We probably all thought of these when in Athens 2004, we found ourselves, as members of the first FIPRESCI jury there, watching a certain number of quite good films from Europe, in the competitive section of New European Cinema. At least, Fremder Freund and Die Nacht singt ihre Lieder from Germany, Gori Vatra from Bosnia, Pas sur la bouche from France, Bongiorno Notte and L’Imbalsamatore from Italy, Freeze Frame from Ireland were interesting enough to make our choice not too easy.
But then there was this little miracle. A film which brought back, years after, this particular and bitter sense of humour of the Prague Spring, a film which succeeded in staging a little comedy, but turning it into the keen observation and impressive representation of present-day Czech society. What a pleasure!.
Yes, I mean Champions (Mistri) by Marek Najbrt. This young director was born in 1969, one year after the Prague Spring was brutally ended. After studying social sciences and documentary filmmaking, he had made a few ‘audiovisual projects’. This was his first feature film.
The film starts a bit slowly. In this small forgotten village seemingly near to the border (but which one?), we meet a certain number of people. Karel, the owner of the only bar in town, who is forever broke and is trying to find money either by stealing from his wife’s savings or betting on an ice hockey game, which seems to be their main preoccupation and also a national sport in which the Czechs are brilliant. His wife Zdena is so bored and so lonely that she literally seduces the bus driver coming and going between the village and the outside world, thus creating the only link they have with it, next to the TV screen. The guy is elegant, a real ‘metrosexual’ as they say these days, passing half of his time taking showers and watching himself on the mirror.

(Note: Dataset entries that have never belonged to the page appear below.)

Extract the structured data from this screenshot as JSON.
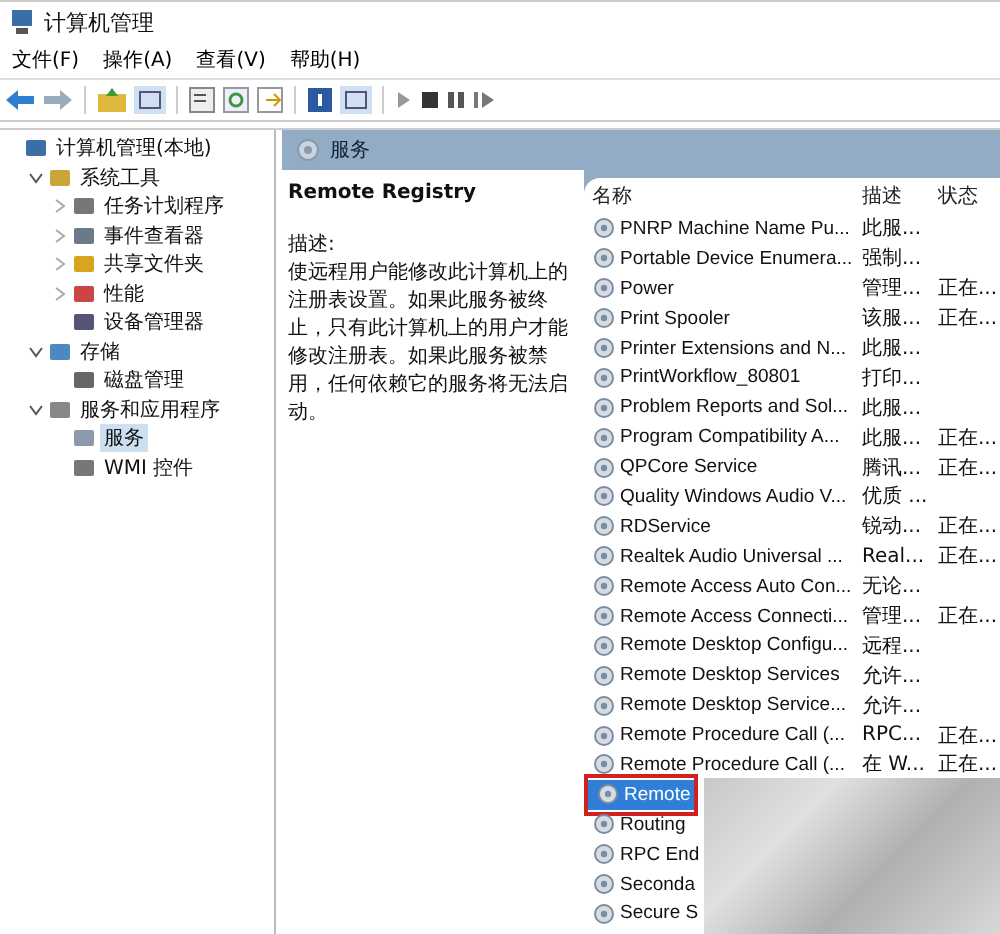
{
  "window": {
    "title": "计算机管理"
  },
  "menu": [
    "文件(F)",
    "操作(A)",
    "查看(V)",
    "帮助(H)"
  ],
  "tree": {
    "label": "计算机管理(本地)",
    "selected": false,
    "children": [
      {
        "label": "系统工具",
        "expanded": true,
        "selected": false,
        "children": [
          {
            "label": "任务计划程序",
            "expanded": false,
            "selected": false
          },
          {
            "label": "事件查看器",
            "expanded": false,
            "selected": false
          },
          {
            "label": "共享文件夹",
            "expanded": false,
            "selected": false
          },
          {
            "label": "性能",
            "expanded": false,
            "selected": false
          },
          {
            "label": "设备管理器",
            "selected": false
          }
        ]
      },
      {
        "label": "存储",
        "expanded": true,
        "selected": false,
        "children": [
          {
            "label": "磁盘管理",
            "selected": false
          }
        ]
      },
      {
        "label": "服务和应用程序",
        "expanded": true,
        "selected": false,
        "children": [
          {
            "label": "服务",
            "selected": true
          },
          {
            "label": "WMI 控件",
            "selected": false
          }
        ]
      }
    ]
  },
  "panel_title": "服务",
  "detail": {
    "name": "Remote Registry",
    "label": "描述:",
    "description": "使远程用户能修改此计算机上的注册表设置。如果此服务被终止，只有此计算机上的用户才能修改注册表。如果此服务被禁用，任何依赖它的服务将无法启动。"
  },
  "columns": [
    "名称",
    "描述",
    "状态"
  ],
  "rows": [
    {
      "name": "PNRP Machine Name Pu...",
      "description": "此服...",
      "selected": false
    },
    {
      "name": "Portable Device Enumera...",
      "description": "强制...",
      "selected": false
    },
    {
      "name": "Power",
      "description": "管理...",
      "status": "正在...",
      "selected": false
    },
    {
      "name": "Print Spooler",
      "description": "该服...",
      "status": "正在...",
      "selected": false
    },
    {
      "name": "Printer Extensions and N...",
      "description": "此服...",
      "selected": false
    },
    {
      "name": "PrintWorkflow_80801",
      "description": "打印...",
      "selected": false
    },
    {
      "name": "Problem Reports and Sol...",
      "description": "此服...",
      "selected": false
    },
    {
      "name": "Program Compatibility A...",
      "description": "此服...",
      "status": "正在...",
      "selected": false
    },
    {
      "name": "QPCore Service",
      "description": "腾讯...",
      "status": "正在...",
      "selected": false
    },
    {
      "name": "Quality Windows Audio V...",
      "description": "优质 ...",
      "selected": false
    },
    {
      "name": "RDService",
      "description": "锐动...",
      "status": "正在...",
      "selected": false
    },
    {
      "name": "Realtek Audio Universal ...",
      "description": "Real...",
      "status": "正在...",
      "selected": false
    },
    {
      "name": "Remote Access Auto Con...",
      "description": "无论...",
      "selected": false
    },
    {
      "name": "Remote Access Connecti...",
      "description": "管理...",
      "status": "正在...",
      "selected": false
    },
    {
      "name": "Remote Desktop Configu...",
      "description": "远程...",
      "selected": false
    },
    {
      "name": "Remote Desktop Services",
      "description": "允许...",
      "selected": false
    },
    {
      "name": "Remote Desktop Service...",
      "description": "允许...",
      "selected": false
    },
    {
      "name": "Remote Procedure Call (...",
      "description": "RPC...",
      "status": "正在...",
      "selected": false
    },
    {
      "name": "Remote Procedure Call (...",
      "description": "在 W...",
      "status": "正在...",
      "selected": false
    },
    {
      "name": "Remote",
      "selected": true,
      "framed": true
    },
    {
      "name": "Routing",
      "selected": false
    },
    {
      "name": "RPC End",
      "selected": false
    },
    {
      "name": "Seconda",
      "selected": false
    },
    {
      "name": "Secure S",
      "selected": false
    }
  ]
}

Nevertheless the seduction succeeds, although the husband thinks that the driver is nothing but a queer. Then there is Jarda, the wheelchair-bound wise-looking observer of the life around him and his teenage son who’s only obsession is to sleep with Zdena. Then there are a few others, among whom the alcoholic and neurotic Pavel from Prague, who, after a bottle of gin falls half asleep and foresees the winner of the next hockey match. Thus the ideal partner for Karel who can, this way, win the money he needs by betting.
But of course there are also more serious things. Such as xenophobia and racism. So, the one among them who has gypsy origins, is a ready prey for all kinds of sarcastic jokes and even more serious accusations. Another one who dares to applaud the Canadian goal during a hockey game is instantly attacked and labeled as ‘not being a Czech’ and the old German living around with souvenirs is likely to please to no-one. The Czech Republic, as it is called since the big change is, like any other society, full of racist opinions and Karel’s bar is a perfect microcosm of this society.
Wonderful timing, flawless acting and the sometimes dreamlike sequences are among the assets of this new film from the Czech Republic. I bet its director will go much further.